Ramiro se acercó con cuidado (no fuera a ser que acabase por caer de verdad) a la repisa del tejado, mientras seguía oyendo golpes cada vez más bruscos al otro lado, y comenzó a exhalar gritos lo más fuerte que pudo con el objetivo de llamar la atención de los viandantes:
—¡Apártense de ahí, no quiero que nadie sufra ningún daño! ¡Voy a lanzarme al vacío, no lo aguanto más, esta vida es una auténtica mierda! ¡Y encima ella se ha ido con otro, con mi mejor amigo! —fue lo primero que se le ocurrió—. ¡Vamos, apártense, solo quiero quitarme la vida yo, ustedes sigan ahí tan tranquilos, con sus estúpidas caras de felicidad, ignorando la crueldad de la vida!…
Los planes de Ramiro salieron como él pensaba y a los pocos segundos tenía debajo casi un centenar de curiosos esperando la resolución de su fingido suicidio. Los golpes tras la puerta metálica eran cada vez más intensos. Empezó a preocuparse y no se cagó de nuevo porque ya lo había hecho y no tenía nada más en las tripas que soltar. Esos mamones iban a entrar en breve y no se veía que ninguno de aquellos hijos de puta morbosos tuviese un teléfono en la mano ni intenciones ningunas de llamar a la policía, los bomberos o alguien que acudiese en su rescate.
¿Pero qué coño pensaban hacer, esperar a que se tirase? ¿Eran unos cabrones psicópatas o qué coño les pasaba?
—¡Voy a tirarme, no traten de convencerme de que no lo haga! —gritó de nuevo.
—¡Pues tírate ya, payaso, no te jode! —se oyó desde abajo—. Aunque solo sea por hortera. ¡Mira que intentar suicidarse con un pijama de muñequitos!

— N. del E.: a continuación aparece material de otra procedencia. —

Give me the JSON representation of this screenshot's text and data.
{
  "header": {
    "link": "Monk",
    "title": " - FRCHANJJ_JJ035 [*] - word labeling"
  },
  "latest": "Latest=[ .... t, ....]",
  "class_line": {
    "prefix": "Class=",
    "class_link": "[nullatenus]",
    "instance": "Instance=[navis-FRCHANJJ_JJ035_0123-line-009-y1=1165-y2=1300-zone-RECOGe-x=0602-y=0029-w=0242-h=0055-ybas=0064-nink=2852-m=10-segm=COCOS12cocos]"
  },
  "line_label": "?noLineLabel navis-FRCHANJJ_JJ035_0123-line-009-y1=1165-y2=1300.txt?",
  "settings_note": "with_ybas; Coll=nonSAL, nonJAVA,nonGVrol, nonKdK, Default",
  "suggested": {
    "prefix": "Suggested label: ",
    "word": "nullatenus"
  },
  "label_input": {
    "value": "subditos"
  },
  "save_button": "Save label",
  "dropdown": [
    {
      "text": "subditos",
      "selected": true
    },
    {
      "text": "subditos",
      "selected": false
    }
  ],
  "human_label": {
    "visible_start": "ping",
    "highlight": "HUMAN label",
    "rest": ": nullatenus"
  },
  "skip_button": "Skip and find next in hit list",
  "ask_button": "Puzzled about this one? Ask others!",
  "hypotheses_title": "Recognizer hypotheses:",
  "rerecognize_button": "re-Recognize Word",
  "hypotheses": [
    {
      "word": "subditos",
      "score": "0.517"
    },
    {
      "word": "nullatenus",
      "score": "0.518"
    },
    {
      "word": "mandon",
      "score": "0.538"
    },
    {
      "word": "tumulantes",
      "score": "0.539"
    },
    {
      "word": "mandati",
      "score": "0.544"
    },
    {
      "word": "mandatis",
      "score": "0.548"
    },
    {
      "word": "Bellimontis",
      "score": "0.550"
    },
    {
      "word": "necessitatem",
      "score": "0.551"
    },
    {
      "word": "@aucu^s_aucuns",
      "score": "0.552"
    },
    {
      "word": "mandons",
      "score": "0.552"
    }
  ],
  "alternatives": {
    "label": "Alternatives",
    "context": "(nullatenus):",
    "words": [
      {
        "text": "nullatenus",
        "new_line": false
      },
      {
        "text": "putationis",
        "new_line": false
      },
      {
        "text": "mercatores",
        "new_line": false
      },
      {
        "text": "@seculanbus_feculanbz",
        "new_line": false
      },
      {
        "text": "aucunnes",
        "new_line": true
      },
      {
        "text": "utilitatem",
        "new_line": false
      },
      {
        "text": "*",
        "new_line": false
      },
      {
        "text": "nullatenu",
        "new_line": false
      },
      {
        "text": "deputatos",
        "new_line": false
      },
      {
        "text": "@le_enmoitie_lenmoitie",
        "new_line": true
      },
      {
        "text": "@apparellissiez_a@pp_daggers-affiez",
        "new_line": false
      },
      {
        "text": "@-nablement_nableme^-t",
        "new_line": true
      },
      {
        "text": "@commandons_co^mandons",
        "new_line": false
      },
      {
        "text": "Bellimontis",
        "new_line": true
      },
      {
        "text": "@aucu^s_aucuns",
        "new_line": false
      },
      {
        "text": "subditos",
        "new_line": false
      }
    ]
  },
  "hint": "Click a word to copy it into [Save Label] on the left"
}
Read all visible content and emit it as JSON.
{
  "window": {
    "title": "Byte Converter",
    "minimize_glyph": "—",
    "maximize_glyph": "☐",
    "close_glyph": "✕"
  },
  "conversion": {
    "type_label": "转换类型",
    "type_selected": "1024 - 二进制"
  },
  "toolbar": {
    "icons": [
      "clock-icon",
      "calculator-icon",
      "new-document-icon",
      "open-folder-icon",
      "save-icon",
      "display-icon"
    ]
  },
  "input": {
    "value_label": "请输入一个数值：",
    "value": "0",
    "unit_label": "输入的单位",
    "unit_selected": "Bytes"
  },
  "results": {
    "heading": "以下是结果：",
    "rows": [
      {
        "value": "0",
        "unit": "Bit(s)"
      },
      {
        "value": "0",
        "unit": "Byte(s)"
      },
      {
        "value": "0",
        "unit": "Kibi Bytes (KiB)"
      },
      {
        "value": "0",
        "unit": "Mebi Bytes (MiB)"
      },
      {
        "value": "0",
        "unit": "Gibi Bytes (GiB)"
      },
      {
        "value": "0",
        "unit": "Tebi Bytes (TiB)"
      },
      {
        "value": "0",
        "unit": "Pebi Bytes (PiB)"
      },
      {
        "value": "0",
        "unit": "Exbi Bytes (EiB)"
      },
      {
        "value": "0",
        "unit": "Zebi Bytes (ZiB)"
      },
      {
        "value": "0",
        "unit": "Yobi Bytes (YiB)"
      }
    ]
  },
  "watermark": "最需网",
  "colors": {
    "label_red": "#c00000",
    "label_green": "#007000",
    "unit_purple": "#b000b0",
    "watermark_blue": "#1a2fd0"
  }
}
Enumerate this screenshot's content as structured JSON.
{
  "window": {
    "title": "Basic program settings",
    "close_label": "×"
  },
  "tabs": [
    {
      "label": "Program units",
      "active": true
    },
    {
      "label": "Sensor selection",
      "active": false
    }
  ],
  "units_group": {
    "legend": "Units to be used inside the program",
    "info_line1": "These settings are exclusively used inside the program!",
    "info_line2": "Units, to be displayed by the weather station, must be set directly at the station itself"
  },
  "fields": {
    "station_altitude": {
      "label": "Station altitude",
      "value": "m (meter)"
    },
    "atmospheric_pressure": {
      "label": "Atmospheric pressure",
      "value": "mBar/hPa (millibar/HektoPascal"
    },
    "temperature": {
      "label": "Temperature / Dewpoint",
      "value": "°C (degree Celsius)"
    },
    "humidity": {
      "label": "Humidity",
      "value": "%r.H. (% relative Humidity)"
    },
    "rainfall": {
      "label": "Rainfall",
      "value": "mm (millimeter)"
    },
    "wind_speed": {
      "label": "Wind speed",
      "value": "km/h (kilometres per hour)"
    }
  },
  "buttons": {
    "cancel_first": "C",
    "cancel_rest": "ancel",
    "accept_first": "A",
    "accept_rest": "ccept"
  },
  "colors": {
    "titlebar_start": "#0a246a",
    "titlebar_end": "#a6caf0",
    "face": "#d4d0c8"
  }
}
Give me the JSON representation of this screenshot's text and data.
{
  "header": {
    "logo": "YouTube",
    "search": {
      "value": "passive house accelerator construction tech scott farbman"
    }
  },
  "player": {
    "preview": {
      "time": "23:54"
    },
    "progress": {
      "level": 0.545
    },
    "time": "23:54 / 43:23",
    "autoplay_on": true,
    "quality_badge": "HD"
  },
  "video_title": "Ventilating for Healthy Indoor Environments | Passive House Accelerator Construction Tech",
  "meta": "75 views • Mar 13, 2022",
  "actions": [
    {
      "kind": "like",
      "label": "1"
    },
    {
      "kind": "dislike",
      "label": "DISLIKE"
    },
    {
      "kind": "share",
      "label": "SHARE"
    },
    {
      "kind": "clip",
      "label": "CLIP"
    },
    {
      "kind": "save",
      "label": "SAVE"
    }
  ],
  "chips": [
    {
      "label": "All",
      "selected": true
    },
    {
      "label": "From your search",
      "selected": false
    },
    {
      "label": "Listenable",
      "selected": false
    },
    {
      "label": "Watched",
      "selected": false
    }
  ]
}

Seguro que no eres más que un puto loco con ganas de salir en la televisión. ¡Anda y que te follen, a los tipos como tú había que dejarles morir y no darles ni un segundo de gloria!
Y tú, pedazo de hijo de puta, te merecerías que te diesen una paliza por bocazas e insolidario, pensó Ramiro.
—¡Voy a tirarme a la de cinco! —volvió a insistir Ramiro—. ¡Vamos, apártense! Empiezo a contar y no quiero herir a nadie: Uno… Dos… Tres…
Se oyó un golpe estruendoso tras él y cómo la puerta cedía ante el empuje. ¡Joder, morir de un tiro en la cabeza debía ser muy doloroso! ¿Y si no moría en el acto? ¿Y si comenzaba a perder masa encefálica poco a poco aún en vida y era plenamente consciente de lo que le estaba pasando? Maldijo al hijo de puta de Albert Toole y decidió lanzarse al vacío antes de dejar que le acribillasen a balazos.
—… Cuatro y… —justo en el momento en que se disponía a saltar alguien le sujetó por las piernas.
—¡Nooo…! ¡Déjenme en paz, no me hagan nada! ¡Déjenme morir a mi manera! ¡Por favor, déjenme…!
—¡Ya le tengo! ¡Vamos, pásale la cuerda a la cintura, rápido! ¡Date prisa, va a hacer que nos caigamos todos! —le dijo un bombero a otro—. Y usted, tranquilo, buen hombre, no pasa nada, ya ha pasado todo, ahora tranquilo, está a salvo… Aquí huele fatal, Felipe. ¡No me jodas que te has tirado un pedo! ¡Eres un cerdo!
—Es el suicida, coño —se defendió Felipe de la acusación—. ¿No ves que se ha cagado encima?
—Claro que me he cagado, coño —dijo Ramiro—. ¡Cuánto han tardado ustedes, joder! Han estado a punto de hacer que me maten.